A device developed by researchers at the University of New South Wales Sydney's Australian Centre for NanoMedicine can detect very low concentrations of cancer markers in blood tests.

The sensor can detect biomarkers and single molecules at much lower levels than current blood tests are able to do, and with the ability to provide results within several minutes.

Cancer biomarkers – also known as tumour markers – are produced by the body in response to cancer growth.

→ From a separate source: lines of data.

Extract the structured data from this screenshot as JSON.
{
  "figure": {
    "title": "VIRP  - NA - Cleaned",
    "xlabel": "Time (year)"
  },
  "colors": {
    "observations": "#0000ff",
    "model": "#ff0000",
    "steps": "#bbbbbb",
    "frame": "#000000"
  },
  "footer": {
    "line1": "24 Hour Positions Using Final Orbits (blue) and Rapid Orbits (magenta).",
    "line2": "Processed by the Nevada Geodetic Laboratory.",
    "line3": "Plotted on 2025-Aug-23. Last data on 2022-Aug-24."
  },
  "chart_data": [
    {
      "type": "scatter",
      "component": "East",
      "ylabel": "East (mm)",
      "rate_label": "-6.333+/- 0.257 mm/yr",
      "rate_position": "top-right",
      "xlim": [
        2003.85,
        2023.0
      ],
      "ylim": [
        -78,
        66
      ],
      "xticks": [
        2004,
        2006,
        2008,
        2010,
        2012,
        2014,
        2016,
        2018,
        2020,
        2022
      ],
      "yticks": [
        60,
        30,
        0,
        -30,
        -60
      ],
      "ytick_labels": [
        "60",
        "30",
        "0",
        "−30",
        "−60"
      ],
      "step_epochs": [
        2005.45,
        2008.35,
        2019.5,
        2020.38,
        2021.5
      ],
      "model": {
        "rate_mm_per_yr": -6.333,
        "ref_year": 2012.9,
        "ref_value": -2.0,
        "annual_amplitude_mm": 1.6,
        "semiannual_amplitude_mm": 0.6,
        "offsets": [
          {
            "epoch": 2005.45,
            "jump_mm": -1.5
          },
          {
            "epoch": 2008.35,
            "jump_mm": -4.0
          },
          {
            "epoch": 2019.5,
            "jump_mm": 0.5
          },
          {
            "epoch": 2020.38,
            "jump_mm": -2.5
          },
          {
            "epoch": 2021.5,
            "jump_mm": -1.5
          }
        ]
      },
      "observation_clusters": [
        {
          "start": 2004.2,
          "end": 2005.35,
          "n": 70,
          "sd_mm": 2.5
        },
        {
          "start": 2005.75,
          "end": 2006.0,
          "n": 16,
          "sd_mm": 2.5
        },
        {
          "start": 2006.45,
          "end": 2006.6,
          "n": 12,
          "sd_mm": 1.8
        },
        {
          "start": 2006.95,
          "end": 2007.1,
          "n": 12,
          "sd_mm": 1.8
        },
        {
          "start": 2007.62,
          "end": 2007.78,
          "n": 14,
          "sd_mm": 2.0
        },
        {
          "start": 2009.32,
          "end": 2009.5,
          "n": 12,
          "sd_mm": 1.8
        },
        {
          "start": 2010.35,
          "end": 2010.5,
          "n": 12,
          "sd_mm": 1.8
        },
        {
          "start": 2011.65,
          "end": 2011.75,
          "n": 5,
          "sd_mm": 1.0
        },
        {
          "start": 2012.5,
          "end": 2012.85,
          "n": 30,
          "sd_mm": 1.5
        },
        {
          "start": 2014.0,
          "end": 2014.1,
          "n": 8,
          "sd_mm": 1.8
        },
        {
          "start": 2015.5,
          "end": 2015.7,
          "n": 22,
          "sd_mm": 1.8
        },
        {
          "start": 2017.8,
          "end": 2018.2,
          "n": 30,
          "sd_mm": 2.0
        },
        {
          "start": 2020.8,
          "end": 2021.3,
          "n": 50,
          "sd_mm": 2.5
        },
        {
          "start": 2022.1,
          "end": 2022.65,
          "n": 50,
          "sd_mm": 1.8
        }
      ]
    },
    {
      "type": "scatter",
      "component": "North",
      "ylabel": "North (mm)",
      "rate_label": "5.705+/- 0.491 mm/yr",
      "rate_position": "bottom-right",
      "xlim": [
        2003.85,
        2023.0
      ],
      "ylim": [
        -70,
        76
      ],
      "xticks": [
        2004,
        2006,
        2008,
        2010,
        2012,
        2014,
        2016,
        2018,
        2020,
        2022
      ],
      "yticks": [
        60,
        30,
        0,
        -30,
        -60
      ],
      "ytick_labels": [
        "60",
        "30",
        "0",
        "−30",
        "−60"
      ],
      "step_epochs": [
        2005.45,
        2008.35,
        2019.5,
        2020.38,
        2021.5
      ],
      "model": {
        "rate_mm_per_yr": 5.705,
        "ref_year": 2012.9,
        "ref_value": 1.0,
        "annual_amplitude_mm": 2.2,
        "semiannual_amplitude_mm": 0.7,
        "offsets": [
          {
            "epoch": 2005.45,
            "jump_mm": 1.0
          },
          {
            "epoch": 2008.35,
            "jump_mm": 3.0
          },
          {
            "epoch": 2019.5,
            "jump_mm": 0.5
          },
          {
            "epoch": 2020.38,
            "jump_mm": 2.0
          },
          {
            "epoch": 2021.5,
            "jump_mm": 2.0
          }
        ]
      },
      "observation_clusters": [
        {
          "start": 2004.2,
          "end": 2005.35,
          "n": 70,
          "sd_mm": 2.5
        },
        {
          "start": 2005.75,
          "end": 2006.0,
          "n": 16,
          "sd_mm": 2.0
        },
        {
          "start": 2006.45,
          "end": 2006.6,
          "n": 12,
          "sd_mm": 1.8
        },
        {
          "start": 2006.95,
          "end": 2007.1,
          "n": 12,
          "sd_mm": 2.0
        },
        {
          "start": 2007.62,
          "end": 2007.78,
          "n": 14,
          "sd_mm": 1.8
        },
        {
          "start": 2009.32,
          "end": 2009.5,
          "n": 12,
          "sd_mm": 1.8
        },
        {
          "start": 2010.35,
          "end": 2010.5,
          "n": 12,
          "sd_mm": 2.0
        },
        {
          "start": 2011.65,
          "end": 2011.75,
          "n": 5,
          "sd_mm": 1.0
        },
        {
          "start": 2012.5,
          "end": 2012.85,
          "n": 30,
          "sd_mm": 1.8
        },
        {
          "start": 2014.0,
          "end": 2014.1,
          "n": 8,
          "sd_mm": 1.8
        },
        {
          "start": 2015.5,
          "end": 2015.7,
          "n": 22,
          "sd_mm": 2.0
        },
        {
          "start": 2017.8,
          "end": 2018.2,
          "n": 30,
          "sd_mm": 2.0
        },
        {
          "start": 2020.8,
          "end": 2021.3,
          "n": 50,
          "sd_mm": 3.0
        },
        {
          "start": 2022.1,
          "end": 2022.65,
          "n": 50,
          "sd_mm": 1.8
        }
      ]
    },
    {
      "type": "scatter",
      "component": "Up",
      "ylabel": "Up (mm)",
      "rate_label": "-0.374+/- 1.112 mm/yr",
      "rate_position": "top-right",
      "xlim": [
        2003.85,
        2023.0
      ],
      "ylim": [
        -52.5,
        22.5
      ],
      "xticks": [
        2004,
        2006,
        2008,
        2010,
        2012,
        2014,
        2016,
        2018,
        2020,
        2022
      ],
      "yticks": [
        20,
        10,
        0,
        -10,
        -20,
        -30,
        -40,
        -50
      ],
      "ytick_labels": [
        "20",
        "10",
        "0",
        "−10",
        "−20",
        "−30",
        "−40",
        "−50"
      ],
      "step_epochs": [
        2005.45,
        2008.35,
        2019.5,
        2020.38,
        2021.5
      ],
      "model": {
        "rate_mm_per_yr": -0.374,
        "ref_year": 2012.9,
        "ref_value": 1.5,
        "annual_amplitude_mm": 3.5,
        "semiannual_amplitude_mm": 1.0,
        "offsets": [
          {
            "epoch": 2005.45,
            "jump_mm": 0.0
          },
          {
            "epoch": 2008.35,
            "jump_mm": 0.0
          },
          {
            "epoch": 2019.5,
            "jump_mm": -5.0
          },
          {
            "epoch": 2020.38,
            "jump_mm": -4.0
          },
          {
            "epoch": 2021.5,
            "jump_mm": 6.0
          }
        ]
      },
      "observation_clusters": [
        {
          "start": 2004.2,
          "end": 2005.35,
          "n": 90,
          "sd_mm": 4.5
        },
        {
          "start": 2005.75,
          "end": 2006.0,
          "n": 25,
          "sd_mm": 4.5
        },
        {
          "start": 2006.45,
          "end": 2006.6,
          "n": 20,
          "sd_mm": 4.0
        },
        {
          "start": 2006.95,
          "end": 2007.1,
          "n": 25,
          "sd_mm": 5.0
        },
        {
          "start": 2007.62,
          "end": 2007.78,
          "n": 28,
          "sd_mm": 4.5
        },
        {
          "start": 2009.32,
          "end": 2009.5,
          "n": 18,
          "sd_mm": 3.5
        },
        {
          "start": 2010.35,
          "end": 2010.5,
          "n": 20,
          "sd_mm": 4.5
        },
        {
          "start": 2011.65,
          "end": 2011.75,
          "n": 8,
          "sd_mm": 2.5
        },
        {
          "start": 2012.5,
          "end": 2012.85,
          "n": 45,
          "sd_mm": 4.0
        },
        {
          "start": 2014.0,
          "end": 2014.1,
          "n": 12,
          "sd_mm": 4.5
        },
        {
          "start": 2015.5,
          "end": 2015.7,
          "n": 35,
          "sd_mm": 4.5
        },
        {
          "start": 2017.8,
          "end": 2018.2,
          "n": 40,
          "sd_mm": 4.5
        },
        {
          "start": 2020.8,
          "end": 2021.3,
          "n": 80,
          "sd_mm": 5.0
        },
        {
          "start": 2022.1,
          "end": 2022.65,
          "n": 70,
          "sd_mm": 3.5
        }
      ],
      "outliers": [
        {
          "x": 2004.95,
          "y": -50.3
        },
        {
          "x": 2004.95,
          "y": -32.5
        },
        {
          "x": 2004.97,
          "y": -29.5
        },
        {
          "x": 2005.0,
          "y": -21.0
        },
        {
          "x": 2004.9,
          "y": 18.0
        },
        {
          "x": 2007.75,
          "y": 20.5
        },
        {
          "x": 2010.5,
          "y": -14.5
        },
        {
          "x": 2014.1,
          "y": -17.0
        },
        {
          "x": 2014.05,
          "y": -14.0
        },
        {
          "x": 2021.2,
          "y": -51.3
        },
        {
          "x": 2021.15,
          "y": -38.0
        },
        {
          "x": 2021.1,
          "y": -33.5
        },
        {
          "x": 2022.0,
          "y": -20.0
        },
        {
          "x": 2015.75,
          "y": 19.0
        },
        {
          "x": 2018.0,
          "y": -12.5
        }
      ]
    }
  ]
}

The "nanopore blockade sensor" developed by the research team is able to analyse these biomarkers at a single molecule level.

The device, which can be used on whole blood samples regularly taken at pathology labs, could one day help doctors diagnose cancer at its earliest stages.

However, the research team noted the technology is about five to 10 years away from being available to patients, and would require additional research and trials.

"Developing ultrasensitive cancer marker sensors is critical because it allows for very early detection after the cancer has occurred but before any symptoms start appearing," Justin Gooding, a professor from the School of Chemistry at UNSW Science, said in a statement. "The best way to cure cancer is to detect and diagnose it early."

The device, which can be used on whole blood samples regularly taken at pathology labs, was developed with the aid of biologists from UNSW's Lowy Cancer Research Centre.

The sensors use magnetic particles to capture biomarkers and bring them to one of numerous small pores pushed past a silicon membrane, and if a magnetic nanoparticle has captured the biomarker, it will block the pore. The biomarkers can be added up, one molecule at a time, by counting which pores are blocked.

"This is a really hot area in cancer research, especially as it could potentially have a substantial impact as an effective means to estimate how effective treatment will be and assess how likely it is for cancer to reoccur," Gooding explained.

The device will be presented next week at the annual International Nanomedicine Conference in Sydney, which is hosted by the ACN.

Cancer researchers at the university have already developed a promising nanomedicine that could improve treatment for pancreatic cancer, the most deadly cancer in Australia.

The UNSW-led research, published in the Biomacromolecules journal, could potentially lead to development of improved therapies to target the drug-resistant cancer and heighten the effectiveness of current chemotherapies, in turn increasing the survival rates and general quality of life for pancreatic cancer patients.